Do you have any books to recommend that are life or mindset-changing?
There are so many. Start with the most important classics, Friedrich August von Hayek’s The Road to Serfdom, to appreciate America’s free enterprise system and her entrepreneurial spirit. Follow with Graham and Dodd’s Intelligent Investor to learn the basics of investing, as well as America’s Founding Fathers books, particularly Ben Franklin’s Poor Richard’s Almanac, and the book on the life of John Adams by David McCullough.
Above all, read Saadi’s Golestan for his unparalleled wisdom, Hafez for his love of life, and Rumi for the ultimate understanding of the universe.
What is the biggest obstacle you’ve faced along your career path? How did you overcome this?
Occasional self-doubt. The solution: GRIT. In the words of Sr. Winston Churchill, “if you feel you are in hell, keep going.”
You are an expert in most high tech (digital) and healthcare fields. What specific research and projects are you the proudest of?
Investing in and leading a small group that led to the creation of MRI, which has since become a fundamental tool in medicine. I am also proud of my work at Cirrus Logic, Blubirdbio, and the turnaround I led at Oxford Health Plan.
How can our readers stay current on what you’re doing now? What are you exploring for the next few years?
Follow Rejuvenan Global Health, Inc. Rejuvenan offers an all-digital, 24x7, data- and science-driven platform to engage, excite, and educate, and to enhance health and wellness and quality of life. Our core mission is to utilize these digital interventions to deliver clinically proven behavioral modifications to prevent, treat and reverse lifestyle-induced chronic diseases.
Rejuvenan puts precise and personalized behavioral advice in the user’s hands using ten biomarkers. These biomarkers were chosen for their predictive power in assessing disease risk. Improvements in each biomarker have been shown to enhance cellular health by supporting telomere length — the most predictive biomarker of aging and chronic disease ever discovered. Curated content and recommendations cover the “Four Pillars” of Rejuvenan: Nutrition, Stress Reduction, Exercise, and Social Support.

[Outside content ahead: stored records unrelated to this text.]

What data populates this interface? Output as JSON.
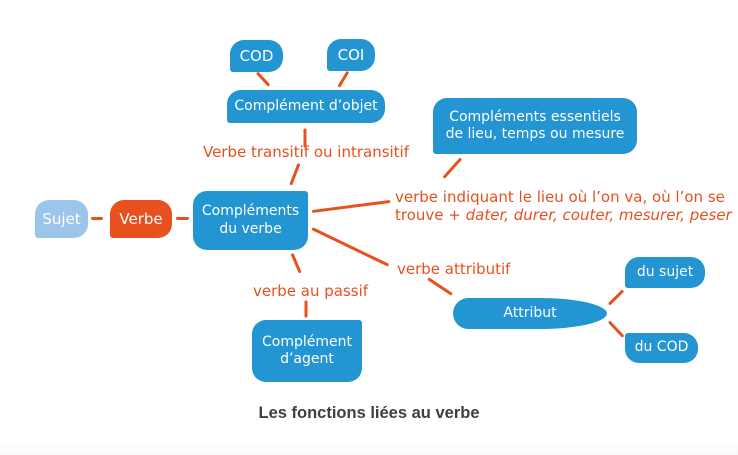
{
  "palette": {
    "node_blue": "#2295d2",
    "node_light_blue": "#9cc6e9",
    "accent_orange": "#e8501e",
    "title_color": "#3c4043",
    "background": "#ffffff"
  },
  "title": "Les fonctions liées au verbe",
  "nodes": {
    "cod": "COD",
    "coi": "COI",
    "complement_objet": "Complément d’objet",
    "sujet": "Sujet",
    "verbe": "Verbe",
    "complements_verbe": "Compléments\ndu verbe",
    "complements_essentiels": "Compléments essentiels\nde lieu, temps ou mesure",
    "attribut": "Attribut",
    "du_sujet": "du sujet",
    "du_cod": "du COD",
    "complement_agent": "Complément\nd’agent"
  },
  "labels": {
    "verbe_transitif": "Verbe transitif ou intransitif",
    "verbe_indiquant_line1": "verbe indiquant le lieu où l’on va, où l’on se",
    "verbe_indiquant_line2_normal": "trouve + ",
    "verbe_indiquant_line2_italic": "dater, durer, couter, mesurer, peser",
    "verbe_attributif": "verbe attributif",
    "verbe_au_passif": "verbe au passif"
  }
}
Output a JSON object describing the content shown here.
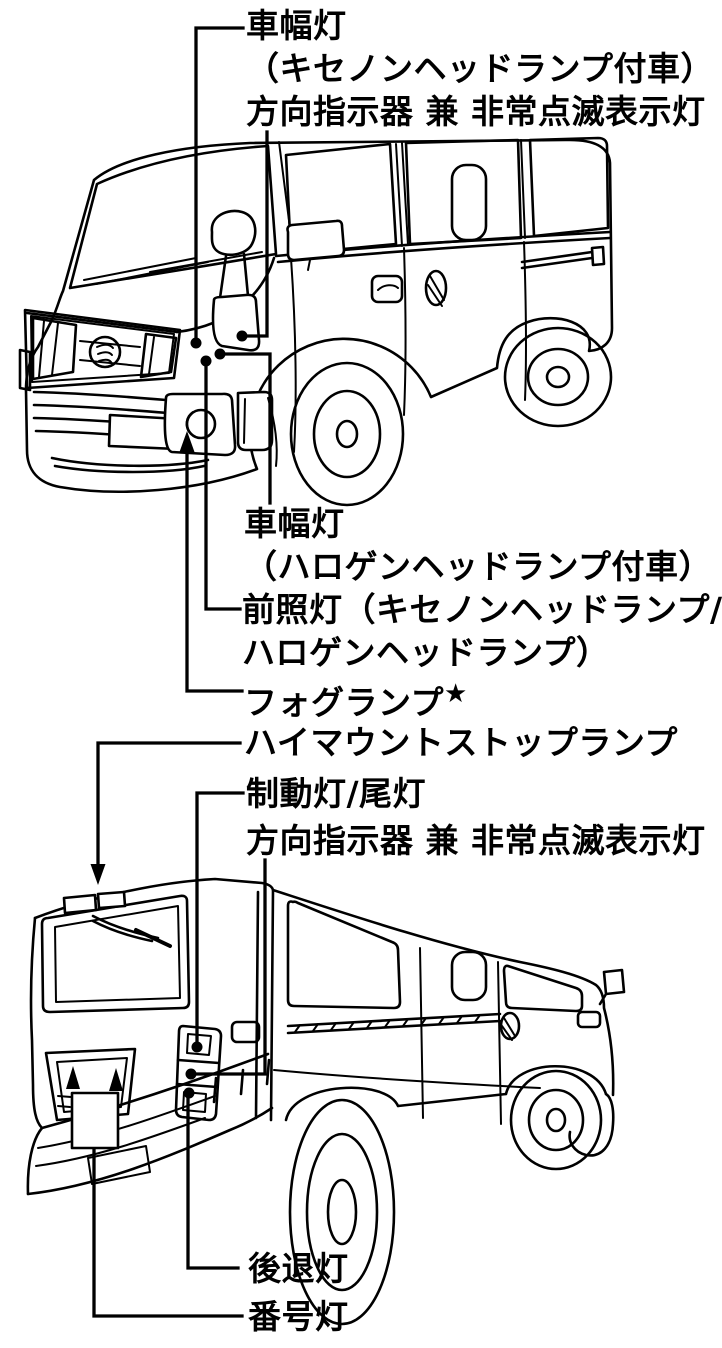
{
  "page": {
    "background": "#ffffff",
    "line_color": "#000000"
  },
  "front_view": {
    "labels": {
      "position_lamp_xenon_line1": "車幅灯",
      "position_lamp_xenon_line2": "（キセノンヘッドランプ付車）",
      "turn_signal": "方向指示器 兼 非常点滅表示灯",
      "position_lamp_halogen_line1": "車幅灯",
      "position_lamp_halogen_line2": "（ハロゲンヘッドランプ付車）",
      "headlamp_line1": "前照灯（キセノンヘッドランプ/",
      "headlamp_line2": "ハロゲンヘッドランプ）",
      "fog_lamp": "フォグランプ",
      "fog_lamp_star": "★"
    }
  },
  "rear_view": {
    "labels": {
      "high_mount_stop_lamp": "ハイマウントストップランプ",
      "brake_tail_lamp": "制動灯/尾灯",
      "turn_signal": "方向指示器 兼 非常点滅表示灯",
      "reverse_lamp": "後退灯",
      "license_plate_lamp": "番号灯"
    }
  }
}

Rejuvenan is scalable and secure, with the ability to handle over one million user interactions per second and data security that extends beyond HIPAA guidelines. Employee onboarding is simple and straightforward, and all personal information remains confidential and can only be viewed by the employee.

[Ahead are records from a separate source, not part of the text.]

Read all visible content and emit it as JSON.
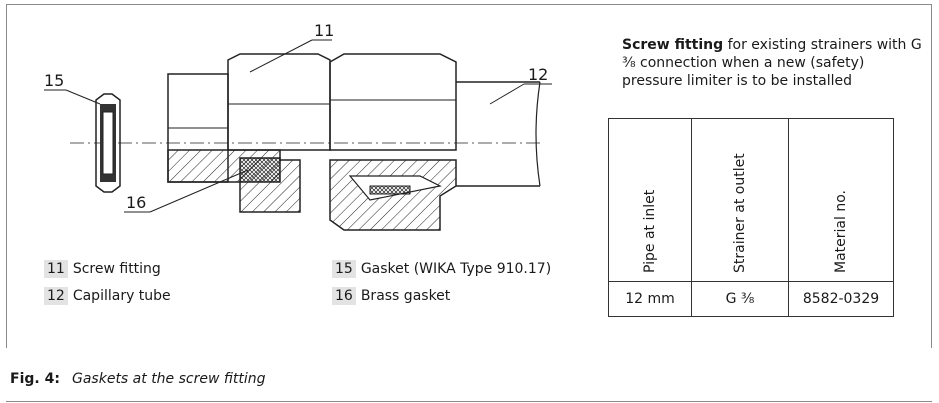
{
  "callouts": [
    "11",
    "12",
    "15",
    "16"
  ],
  "legend": [
    {
      "num": "11",
      "label": "Screw fitting"
    },
    {
      "num": "12",
      "label": "Capillary tube"
    },
    {
      "num": "15",
      "label": "Gasket (WIKA Type 910.17)"
    },
    {
      "num": "16",
      "label": "Brass gasket"
    }
  ],
  "description": {
    "bold": "Screw fitting",
    "text": " for existing strainers with G ³⁄₈ connection when a new (safety) pressure limiter is to be installed"
  },
  "table": {
    "headers": [
      "Pipe at inlet",
      "Strainer at outlet",
      "Material no."
    ],
    "row": [
      "12 mm",
      "G ³⁄₈",
      "8582-0329"
    ]
  },
  "caption": {
    "label": "Fig. 4:",
    "text": "Gaskets at the screw fitting"
  }
}
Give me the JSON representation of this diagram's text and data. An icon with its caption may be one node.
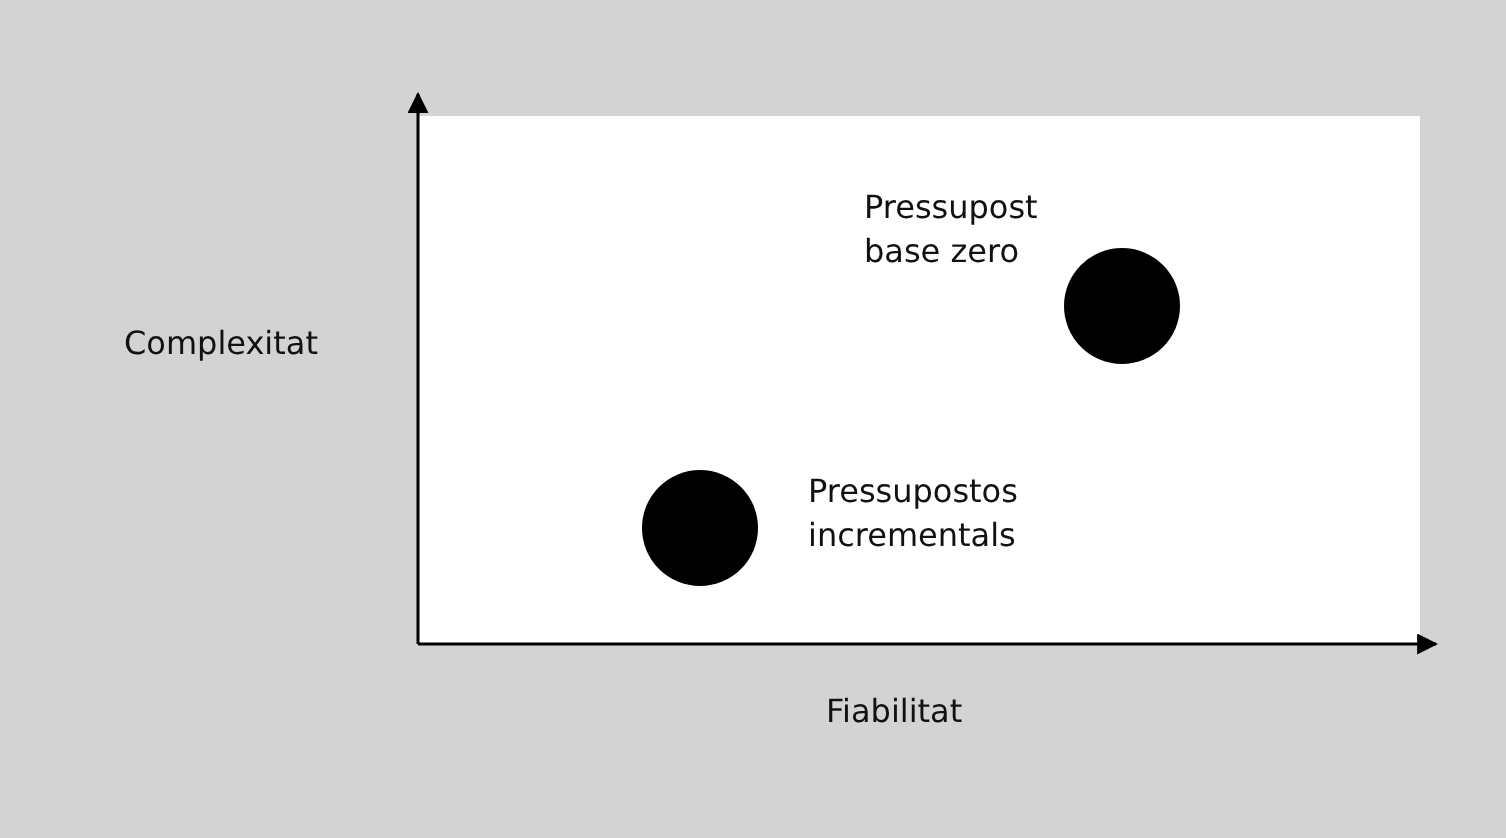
{
  "diagram": {
    "nodes": [
      {
        "text": [],
        "shape": "circle",
        "beside": [
          "Pressupost base zero"
        ]
      },
      {
        "text": [],
        "shape": "circle",
        "beside": [
          "Pressupostos incrementals"
        ]
      }
    ],
    "labels": [
      "Complexitat",
      "Fiabilitat"
    ]
  }
}
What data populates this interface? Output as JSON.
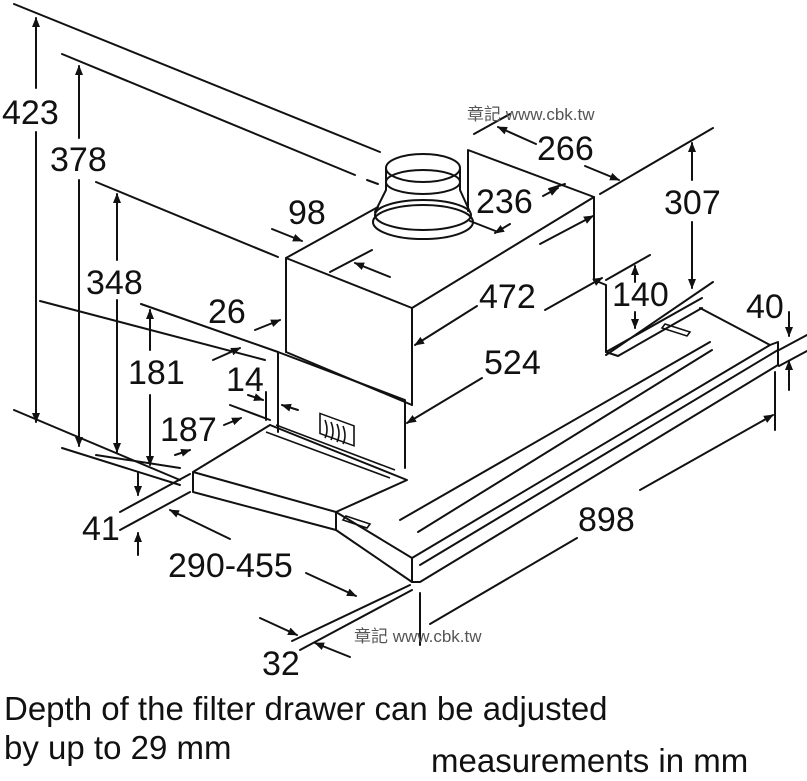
{
  "diagram": {
    "subject": "telescopic range hood installation dimensions",
    "dimensions": {
      "overall_height_duct": "423",
      "height_to_duct_collar": "378",
      "height_to_housing_top": "348",
      "height_front_panel": "181",
      "drawer_offset": "187",
      "panel_setback": "26",
      "control_offset": "14",
      "duct_setback": "98",
      "housing_depth": "266",
      "duct_spacing": "236",
      "housing_width": "472",
      "body_width": "524",
      "rear_height": "307",
      "step_height": "140",
      "trim_height": "40",
      "drawer_height": "41",
      "drawer_depth": "290-455",
      "trim_depth": "32",
      "overall_width": "898"
    },
    "watermarks": [
      "章記 www.cbk.tw",
      "章記 www.cbk.tw"
    ],
    "note_line1": "Depth of the filter drawer can be adjusted",
    "note_line2": "by up to 29 mm",
    "units_note": "measurements in mm"
  }
}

We have developed two proprietary sets of algorithms that incorporate the 2009 Nobel Prize-winning science of telomere biology: a Risk Detection Engine and a Treatment Recommendation Engine.
These algorithms provide curated, personalized coaching and other interactive tools to drive behavioral change through the adoption of healthy lifestyle, which is shown to reduce or reverse future disease risk and alter gene expression patterns for the better.

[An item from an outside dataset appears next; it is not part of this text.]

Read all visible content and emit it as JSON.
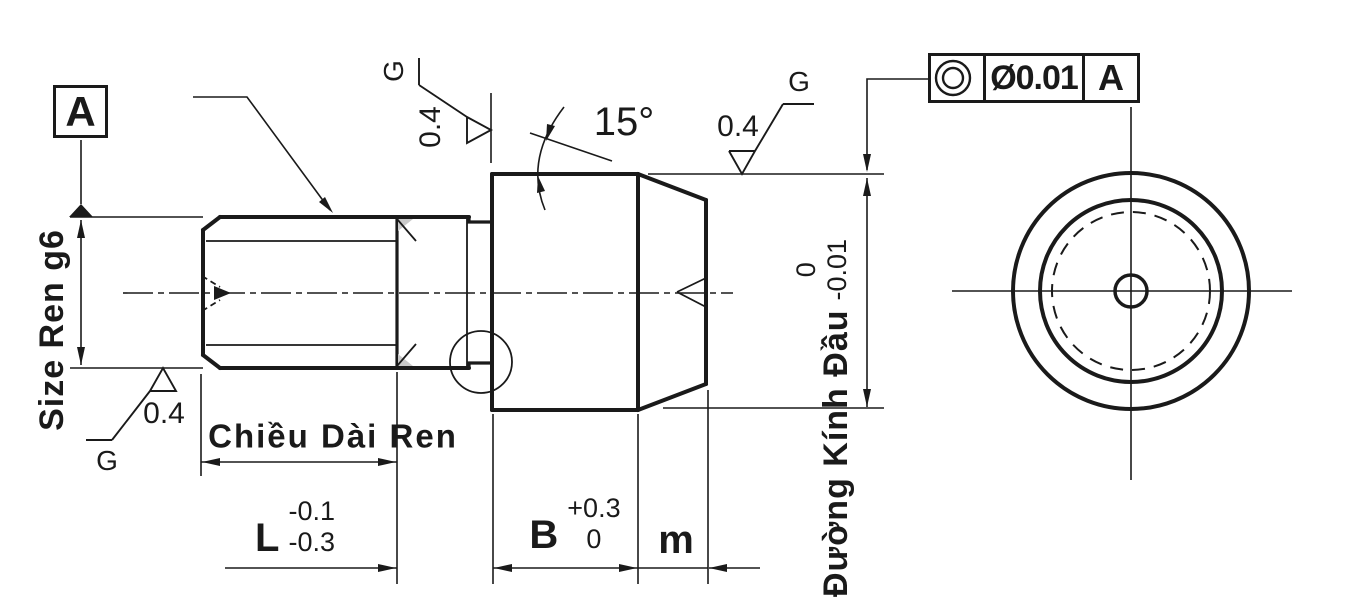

Rejuvenan’s health platform collects data from users’ smart devices, blood tests, and direct input. Our platform then utilizes a 10-biomarker health assessment to deliver personalized coaching to improve each user’s nutrition, exercise, stress management, and social support behaviors that are proven to lengthen telomeres — the ultimate measure of health. We have created an individualized roadmap to optimal health.
Can you share your thoughts on your Iranian-American identity? What does being an Iranian-American mean to you?
I love my old culture; its wisdom, its beauty, and the humility that has made it survive for millennia. I also admire and appreciate the America of Lincoln, Jefferson, Steve Jobs, and the numerous immigrants like Sergey Brin and Larry Page of Google who have made America what it is. So, as an Iranian American, I feel lucky to have the best of both worlds on my side.